Hey @dkonstan, thanks for taking the time to come over discuss this! I think implementing this would be pretty easy to do. We already support a
distance selection, and sub-selections in is_bonded and friends. The syntax would look like resname HOH and distance(#1, resname Y Z) < 12.5. The changes should be relatively simple so if you want to dig a bit into C++ and implement it yourself I would be happy to help you! Else I'll open an issue on the repo and try to do it soon-ish.
Looking through MDA documentation, they also have multiple selections related to the center of geometry of a sub-selection, which would also be interesting to implement, but a bit harder.
Hi!
"[chainname] A" should work, but the issue here is that chainname is a residue property, and only atomic properties are checked when evaluating selection. That something I think we should fix, I'll open an issue. And yes, the docs for the selection language are not very good, sorry about that.
In the mean time, you can modify the parser for the format you are using to store
chainname on atoms too and recompile chemfiles. If you want to go this route, I can help.
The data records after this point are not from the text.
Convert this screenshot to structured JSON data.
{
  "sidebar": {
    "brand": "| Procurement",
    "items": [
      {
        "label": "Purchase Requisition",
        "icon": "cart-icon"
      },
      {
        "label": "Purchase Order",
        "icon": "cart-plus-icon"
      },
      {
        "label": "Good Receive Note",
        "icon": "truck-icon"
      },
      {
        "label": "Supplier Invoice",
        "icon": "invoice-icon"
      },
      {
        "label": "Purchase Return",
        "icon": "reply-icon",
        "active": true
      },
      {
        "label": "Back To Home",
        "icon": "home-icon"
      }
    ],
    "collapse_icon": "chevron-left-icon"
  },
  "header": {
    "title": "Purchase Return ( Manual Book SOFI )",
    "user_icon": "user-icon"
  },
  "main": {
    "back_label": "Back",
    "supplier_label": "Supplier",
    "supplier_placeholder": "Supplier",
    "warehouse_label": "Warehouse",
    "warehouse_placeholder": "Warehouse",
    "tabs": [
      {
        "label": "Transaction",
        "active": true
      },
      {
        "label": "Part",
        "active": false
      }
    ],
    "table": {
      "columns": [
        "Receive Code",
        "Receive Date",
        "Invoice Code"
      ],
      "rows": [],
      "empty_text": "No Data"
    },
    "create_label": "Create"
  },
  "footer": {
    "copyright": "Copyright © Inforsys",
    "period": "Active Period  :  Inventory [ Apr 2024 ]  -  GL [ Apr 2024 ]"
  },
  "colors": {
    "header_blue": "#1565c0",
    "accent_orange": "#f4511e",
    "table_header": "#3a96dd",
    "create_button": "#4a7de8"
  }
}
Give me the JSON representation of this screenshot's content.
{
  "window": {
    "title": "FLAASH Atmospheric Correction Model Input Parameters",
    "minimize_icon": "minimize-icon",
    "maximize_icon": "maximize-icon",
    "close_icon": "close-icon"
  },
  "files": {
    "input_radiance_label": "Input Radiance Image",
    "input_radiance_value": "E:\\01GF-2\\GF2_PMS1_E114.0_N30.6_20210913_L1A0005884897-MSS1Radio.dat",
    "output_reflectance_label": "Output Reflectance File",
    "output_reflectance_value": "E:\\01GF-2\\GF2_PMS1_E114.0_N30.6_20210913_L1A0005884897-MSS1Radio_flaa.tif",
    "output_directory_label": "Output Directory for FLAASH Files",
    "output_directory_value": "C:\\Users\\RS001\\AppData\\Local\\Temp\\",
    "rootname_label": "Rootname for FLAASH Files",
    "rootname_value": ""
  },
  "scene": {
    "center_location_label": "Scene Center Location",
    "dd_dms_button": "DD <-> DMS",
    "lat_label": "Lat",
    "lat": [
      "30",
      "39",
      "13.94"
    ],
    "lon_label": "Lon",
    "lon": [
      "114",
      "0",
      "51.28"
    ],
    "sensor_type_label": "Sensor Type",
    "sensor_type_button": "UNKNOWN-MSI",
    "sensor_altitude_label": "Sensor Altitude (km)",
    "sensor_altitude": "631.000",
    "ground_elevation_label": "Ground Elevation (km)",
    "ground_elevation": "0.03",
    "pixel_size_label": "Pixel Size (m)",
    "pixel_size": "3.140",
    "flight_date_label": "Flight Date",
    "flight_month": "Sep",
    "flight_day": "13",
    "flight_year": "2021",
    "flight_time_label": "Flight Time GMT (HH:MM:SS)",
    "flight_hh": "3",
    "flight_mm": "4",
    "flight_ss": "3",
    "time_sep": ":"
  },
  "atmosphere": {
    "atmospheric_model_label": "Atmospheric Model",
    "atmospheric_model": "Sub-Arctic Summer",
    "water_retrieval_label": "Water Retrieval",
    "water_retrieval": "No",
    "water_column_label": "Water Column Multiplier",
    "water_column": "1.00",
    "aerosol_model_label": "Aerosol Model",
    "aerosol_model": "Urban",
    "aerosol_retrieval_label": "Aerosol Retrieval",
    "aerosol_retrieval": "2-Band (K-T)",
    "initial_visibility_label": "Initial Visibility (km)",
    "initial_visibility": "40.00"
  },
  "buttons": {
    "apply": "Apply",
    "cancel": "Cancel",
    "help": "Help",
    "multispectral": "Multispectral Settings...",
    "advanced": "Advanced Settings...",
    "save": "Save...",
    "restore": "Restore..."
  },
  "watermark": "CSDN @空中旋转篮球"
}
Thank you for your answer! I implemented a workaround in the src/selections/expr.cpp. Seems to work, please let me know if there are some caveats.
Chemfiles selection syntax does not seem to allow for ranged numerical properties. Would it be possible to introduce something like
resid 3-17 or resid 3 to 17? Similar syntax exists in vmd, pymol, mdtraj, etc., and it is more compact than chemfiles' resid >=3 and resid <=17. Another option could be 3 <= resid <= 17, but resid 3-17 might be cleaner.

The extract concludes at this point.